On a beach in Tunis, a young man helped a toddler retrieve a ball floating in the waves. That simple act triggered a lifetime of connections for Mohamed Chikhaoui, who helps students from Cambridge, Europe, North Africa, and the Middle East share the intellectual wealth and spirit of MIT.
Chikhaoui was in high school when he retrieved that child’s toy. The boy’s parents, it turned out, were American cultural attachés working for USAID. They asked if he’d considered attending college in the United States. “I just laughed,” he recalls. But the envoys arranged for scholarship assistance, and Chikhaoui came to Cambridge, where his soccer skills helped the MIT team become “one of the finest in New England,” according to the Tech.

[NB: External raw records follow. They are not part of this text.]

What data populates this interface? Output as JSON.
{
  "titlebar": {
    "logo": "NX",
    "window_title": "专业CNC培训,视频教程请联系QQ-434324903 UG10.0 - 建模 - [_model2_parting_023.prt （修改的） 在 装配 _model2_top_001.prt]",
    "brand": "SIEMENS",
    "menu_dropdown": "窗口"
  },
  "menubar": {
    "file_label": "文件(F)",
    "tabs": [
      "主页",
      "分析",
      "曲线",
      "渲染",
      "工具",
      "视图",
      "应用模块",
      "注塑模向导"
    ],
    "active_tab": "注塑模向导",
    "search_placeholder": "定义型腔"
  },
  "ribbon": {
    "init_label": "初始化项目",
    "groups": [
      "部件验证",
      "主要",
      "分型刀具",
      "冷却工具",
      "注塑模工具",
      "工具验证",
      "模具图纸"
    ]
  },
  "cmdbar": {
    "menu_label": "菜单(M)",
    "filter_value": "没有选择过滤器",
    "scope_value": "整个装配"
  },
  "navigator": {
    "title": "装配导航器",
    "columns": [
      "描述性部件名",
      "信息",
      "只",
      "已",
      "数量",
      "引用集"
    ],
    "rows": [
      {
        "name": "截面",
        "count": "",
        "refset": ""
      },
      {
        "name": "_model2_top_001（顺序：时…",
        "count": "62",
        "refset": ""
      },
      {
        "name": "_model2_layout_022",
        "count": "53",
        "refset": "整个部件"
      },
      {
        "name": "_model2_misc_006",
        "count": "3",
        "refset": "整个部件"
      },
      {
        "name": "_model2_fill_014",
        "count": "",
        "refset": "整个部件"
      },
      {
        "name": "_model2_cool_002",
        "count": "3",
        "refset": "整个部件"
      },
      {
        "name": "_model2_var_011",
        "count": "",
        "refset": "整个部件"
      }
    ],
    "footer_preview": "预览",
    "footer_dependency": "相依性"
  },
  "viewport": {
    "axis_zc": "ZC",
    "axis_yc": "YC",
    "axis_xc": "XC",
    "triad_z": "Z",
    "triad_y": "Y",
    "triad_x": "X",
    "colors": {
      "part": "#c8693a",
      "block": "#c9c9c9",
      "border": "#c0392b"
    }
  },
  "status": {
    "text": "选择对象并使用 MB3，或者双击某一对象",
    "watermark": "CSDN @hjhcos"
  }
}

In the spring of 1965, at the invitation of the State Department, Chikhaoui taught an orientation for Peace Corps volunteers headed to his homeland. “For me this was an unforgettable, positive experience,” he says. “These were bright young people who were really eager to travel to other countries and learn about other cultures and help wherever they could.”
After studying electrical engineering and computer science at MIT, Chikhaoui earned a bachelor’s degree in economics at La Sorbonne. He worked in health services engineering in Paris, where he met his wife, and then in Germany. Next he moved to Saudi Arabia, where he helped engineer the nation’s modern hospital infrastructure.